Спустя час, а может быть, и полчаса, потому что минуты тянулись страшно долго, заскрипел засов. В камеру вошли надзиратель и доктор. У доктора была заспанная физиономия, глубокие залысины надо лбом обрамляли седые, торчком стоящие волосы.
— Где покойник? — спросил он и, не ожидая ответа, шагнул прямо к покрытой постели. — Как это могло произойти? — удивился он.
Он отдернул простыню, пощупал пульс, оттянул веки и, приложив ухо к груди, долго слушал сердце.
— Он еще жив, — сказал доктор, — однако… — Он хотел продолжить, но прикусил язык. — Почему вы раньше меня не позвали? — сделал он выговор надзирателю. — Немедленно в амбулаторию!
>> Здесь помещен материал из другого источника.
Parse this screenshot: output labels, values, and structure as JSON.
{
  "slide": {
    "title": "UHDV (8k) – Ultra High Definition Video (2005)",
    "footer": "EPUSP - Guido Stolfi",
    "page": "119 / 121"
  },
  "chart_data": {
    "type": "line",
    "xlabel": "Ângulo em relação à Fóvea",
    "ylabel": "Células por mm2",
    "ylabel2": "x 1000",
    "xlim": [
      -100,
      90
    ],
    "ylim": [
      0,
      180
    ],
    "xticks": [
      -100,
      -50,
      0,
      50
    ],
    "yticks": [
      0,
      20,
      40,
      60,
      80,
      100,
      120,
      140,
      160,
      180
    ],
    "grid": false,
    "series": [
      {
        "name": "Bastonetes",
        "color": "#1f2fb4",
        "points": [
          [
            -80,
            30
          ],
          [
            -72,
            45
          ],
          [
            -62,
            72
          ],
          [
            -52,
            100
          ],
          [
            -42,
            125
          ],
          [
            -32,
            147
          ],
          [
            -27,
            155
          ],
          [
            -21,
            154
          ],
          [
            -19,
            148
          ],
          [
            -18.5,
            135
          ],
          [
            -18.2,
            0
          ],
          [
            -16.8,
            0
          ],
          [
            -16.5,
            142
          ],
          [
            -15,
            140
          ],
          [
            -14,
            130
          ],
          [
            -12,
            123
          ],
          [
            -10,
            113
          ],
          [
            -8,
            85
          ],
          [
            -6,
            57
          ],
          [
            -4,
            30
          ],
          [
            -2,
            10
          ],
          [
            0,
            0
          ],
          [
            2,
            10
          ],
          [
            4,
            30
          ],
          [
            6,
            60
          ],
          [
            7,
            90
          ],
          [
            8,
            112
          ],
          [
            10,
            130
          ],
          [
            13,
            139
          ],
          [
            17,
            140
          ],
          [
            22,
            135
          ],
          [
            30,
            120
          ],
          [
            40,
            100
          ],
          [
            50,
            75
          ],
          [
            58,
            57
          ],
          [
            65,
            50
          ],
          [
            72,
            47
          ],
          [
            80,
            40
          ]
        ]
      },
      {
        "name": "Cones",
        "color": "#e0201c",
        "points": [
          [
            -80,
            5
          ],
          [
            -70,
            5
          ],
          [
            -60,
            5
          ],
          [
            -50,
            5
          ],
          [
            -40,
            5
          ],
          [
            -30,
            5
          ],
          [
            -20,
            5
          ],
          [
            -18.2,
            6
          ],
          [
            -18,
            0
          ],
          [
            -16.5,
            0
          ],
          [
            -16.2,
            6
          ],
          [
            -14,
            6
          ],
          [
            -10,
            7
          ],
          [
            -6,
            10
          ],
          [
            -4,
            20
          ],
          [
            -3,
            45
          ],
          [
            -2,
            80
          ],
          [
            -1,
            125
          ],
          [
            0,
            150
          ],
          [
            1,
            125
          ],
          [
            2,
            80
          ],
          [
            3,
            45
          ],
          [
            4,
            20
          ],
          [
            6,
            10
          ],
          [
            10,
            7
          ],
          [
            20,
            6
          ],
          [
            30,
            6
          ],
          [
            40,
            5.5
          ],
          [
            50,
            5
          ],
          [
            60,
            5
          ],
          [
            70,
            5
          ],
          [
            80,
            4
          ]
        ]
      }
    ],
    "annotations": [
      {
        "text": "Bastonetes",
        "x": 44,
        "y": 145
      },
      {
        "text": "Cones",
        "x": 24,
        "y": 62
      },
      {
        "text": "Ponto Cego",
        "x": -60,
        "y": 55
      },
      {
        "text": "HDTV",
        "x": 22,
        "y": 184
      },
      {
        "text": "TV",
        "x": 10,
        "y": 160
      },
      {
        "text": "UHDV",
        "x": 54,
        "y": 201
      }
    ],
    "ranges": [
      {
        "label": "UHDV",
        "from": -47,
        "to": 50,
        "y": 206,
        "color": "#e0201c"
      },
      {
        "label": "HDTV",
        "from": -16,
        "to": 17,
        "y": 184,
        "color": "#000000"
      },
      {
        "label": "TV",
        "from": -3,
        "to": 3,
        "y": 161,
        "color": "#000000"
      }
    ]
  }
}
А завтра в больницу…
«Черные братья» стояли безмолвно. Раньше они боялись, что их станут ругать за ложь и обман, но теперь мысли их приняли совсем другое направление. Сердца их переполняли иные чувства.
Пришли двое служителей в полосатых одеждах, с носилками. Ерко положили на носилки. Он на мгновение открыл глаза, словно бы удивляясь тому, что с ним делают, и снова закрыл их. Мальчики стояли как завороженные. Они хотели подойти к товарищу, пожать ему руку, сказать что-нибудь, но все произошло так быстро и сурово, что они не смели и шелохнуться.
Шаги стихли, мальчики снова легли, бессонно тараща глаза в темноту. Из угла за дверью слышались тихие всхлипывания Нейче. Он не в силах был скрыть свое горе и отчаяние. Павлек, Тонин и Филипп, стиснув зубы, молча переживали новый удар.
20
На другое утро в город приехала мать Ерко. Впервые родственники получили разрешение навестить отважных бунтовщиков и принести им передачи. До сих пор их без всякой пощады прогоняли и были глухи ко всем их просьбам. Даже Голя, приехавший из Полога, ничего не мог добиться. Паппагалло окатил его таким холодом, словно они никогда и знакомы не были.
Мать Ерко с удивлением услышала, что сына в тюрьме нет.